「よお」
「うん……お疲れさま……」
 使いなれない言葉を郁子がはにかんで言うと、修司は郁子の頭に手を置いて、いつものかばの遊具に座る。

 知り合いに紹介された工場で修司は早々に働き始めていた。創業したばかりで実績もまだない会社だが、実務を評価する主義の若い社長で、年齢には関係なくやればやっただけ給料が貰えるという。
「その人、中卒なんだぜ。オレと一緒だな」
 明るく笑う修司は仕事を楽しんでいるようだ。まずは金属部品の簡単な切断作業をしているのだという。
「図面の見方を覚えれば、もっと複雑な機械加工のオペレーターをやらせてもらえるって。頑張るぜ」

 持て余したエネルギーを注ぎこめる対象ができた修司は、とても張り切っていた。それが仕事やイベントのような身になることにしろ、酒を飲んで夜遊びするような悪いことにしろ、全力でやってしまうのが修司なのだ。
 郁子にもそれがわかってきていた。郁子が一緒にいるようになってから少なくとも、他人の迷惑になるようなことはしていないということも。

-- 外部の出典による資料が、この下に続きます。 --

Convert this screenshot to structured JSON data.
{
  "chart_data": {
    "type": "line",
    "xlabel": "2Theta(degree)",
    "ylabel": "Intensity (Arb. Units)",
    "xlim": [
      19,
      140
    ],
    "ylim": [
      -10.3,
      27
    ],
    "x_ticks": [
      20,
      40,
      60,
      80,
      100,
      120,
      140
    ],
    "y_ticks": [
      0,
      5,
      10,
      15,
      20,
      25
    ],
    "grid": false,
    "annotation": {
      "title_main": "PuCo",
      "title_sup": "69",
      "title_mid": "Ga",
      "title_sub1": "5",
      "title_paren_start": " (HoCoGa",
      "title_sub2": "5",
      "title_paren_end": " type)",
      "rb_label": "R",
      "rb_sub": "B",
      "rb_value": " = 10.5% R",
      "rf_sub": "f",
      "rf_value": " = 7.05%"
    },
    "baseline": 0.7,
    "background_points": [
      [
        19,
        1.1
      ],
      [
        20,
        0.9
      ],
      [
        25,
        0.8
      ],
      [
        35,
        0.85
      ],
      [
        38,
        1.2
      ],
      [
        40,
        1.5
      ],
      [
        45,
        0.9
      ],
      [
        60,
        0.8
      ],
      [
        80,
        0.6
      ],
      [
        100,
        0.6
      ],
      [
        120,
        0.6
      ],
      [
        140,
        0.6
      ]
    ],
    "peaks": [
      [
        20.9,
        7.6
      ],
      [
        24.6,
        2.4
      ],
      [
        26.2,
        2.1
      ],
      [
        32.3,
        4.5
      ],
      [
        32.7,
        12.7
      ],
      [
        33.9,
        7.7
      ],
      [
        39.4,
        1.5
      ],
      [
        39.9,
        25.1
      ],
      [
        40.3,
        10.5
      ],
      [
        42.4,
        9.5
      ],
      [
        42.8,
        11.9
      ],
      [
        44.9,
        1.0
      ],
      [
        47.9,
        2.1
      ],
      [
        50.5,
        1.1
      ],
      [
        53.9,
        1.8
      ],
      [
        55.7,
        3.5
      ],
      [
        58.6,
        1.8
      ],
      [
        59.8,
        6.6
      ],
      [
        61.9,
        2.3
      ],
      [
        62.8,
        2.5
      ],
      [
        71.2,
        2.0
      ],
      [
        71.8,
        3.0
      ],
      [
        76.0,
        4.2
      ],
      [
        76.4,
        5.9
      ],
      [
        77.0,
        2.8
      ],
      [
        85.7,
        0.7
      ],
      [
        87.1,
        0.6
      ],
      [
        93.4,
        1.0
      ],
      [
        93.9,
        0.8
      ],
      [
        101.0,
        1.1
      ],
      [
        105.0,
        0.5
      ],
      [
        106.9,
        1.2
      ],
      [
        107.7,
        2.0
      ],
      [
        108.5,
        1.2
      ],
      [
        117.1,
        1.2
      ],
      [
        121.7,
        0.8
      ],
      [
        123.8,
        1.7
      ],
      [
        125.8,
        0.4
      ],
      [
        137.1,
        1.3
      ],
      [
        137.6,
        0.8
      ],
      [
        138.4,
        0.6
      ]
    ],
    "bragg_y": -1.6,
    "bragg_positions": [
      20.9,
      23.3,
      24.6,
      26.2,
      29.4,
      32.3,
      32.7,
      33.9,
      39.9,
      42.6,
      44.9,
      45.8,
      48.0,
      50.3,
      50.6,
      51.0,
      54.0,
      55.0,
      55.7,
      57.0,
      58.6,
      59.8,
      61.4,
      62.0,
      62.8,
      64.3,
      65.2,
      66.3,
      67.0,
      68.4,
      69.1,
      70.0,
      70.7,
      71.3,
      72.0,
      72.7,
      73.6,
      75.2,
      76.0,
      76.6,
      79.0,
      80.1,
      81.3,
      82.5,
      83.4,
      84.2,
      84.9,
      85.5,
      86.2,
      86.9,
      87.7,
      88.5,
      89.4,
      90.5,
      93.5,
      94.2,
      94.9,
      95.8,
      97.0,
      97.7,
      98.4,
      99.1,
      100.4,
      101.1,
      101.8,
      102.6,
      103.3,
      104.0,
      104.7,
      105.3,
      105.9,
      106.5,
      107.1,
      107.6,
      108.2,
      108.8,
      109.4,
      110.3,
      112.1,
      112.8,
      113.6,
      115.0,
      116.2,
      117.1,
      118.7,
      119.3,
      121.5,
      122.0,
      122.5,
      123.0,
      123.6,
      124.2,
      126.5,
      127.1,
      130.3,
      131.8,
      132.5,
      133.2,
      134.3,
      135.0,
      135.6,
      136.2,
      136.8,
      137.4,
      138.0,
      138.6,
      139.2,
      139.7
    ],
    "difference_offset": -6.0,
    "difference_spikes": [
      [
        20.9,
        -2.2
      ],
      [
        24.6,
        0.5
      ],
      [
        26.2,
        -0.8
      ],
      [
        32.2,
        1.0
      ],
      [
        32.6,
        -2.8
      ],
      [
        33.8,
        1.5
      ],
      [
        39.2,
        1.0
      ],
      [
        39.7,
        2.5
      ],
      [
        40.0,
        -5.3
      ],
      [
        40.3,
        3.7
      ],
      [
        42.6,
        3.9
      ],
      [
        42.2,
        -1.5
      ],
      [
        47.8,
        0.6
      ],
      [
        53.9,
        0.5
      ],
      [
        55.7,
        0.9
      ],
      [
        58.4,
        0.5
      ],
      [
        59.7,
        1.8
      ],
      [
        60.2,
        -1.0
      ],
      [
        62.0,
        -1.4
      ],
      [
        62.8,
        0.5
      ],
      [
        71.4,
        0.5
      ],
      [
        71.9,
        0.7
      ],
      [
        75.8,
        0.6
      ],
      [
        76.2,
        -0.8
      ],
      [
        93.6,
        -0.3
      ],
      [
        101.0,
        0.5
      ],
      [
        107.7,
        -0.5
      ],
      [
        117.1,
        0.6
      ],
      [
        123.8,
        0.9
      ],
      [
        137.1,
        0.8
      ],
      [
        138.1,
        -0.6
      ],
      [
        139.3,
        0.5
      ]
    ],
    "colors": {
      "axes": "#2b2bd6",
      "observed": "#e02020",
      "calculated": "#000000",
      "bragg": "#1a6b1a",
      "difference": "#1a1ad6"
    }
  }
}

 ――修司が人間としていい奴だって良くわかってる。けれどあまり感心しないな。よく考えてみろ。

 夏に教師に言われたとき、何も言い返せなかった自分を郁子は恥じている。今なら修司を弁護することができるだろうか。口下手な郁子には、今も具体的な言葉が浮かんではこないけれど。

「怪我だけはしないでね」
 一生懸命、修司の仕事の話を聞いた後、郁子がそれだけを言うと、彼はまた明るく笑って頷いた。



 送ってくれるというのを断り、修司が心配するので、いつもは歩いてしまう距離を路線バスに乗って帰った。すっかり夜歩きに慣れてしまった郁子の感覚では、バスが走っている時間帯は「まだ早い時間」だったのだ。

 ところが、自宅に戻りガレージに二台のクルマ――父親のものと母親のもの――が停まっているのを目にした郁子は顔色を変えた。今日に限って、と気持ちを重たくしながら玄関に入る。

 明かりがもれるリビングの仕切りのドアを開け、母親が飛び出してきた。こんな時間まで何をしてたの、と郁子を叱りつける。
 今までどこにいたのかとこっちが質問してやりたい気持ちを抑えて、郁子はくちびるを噛む。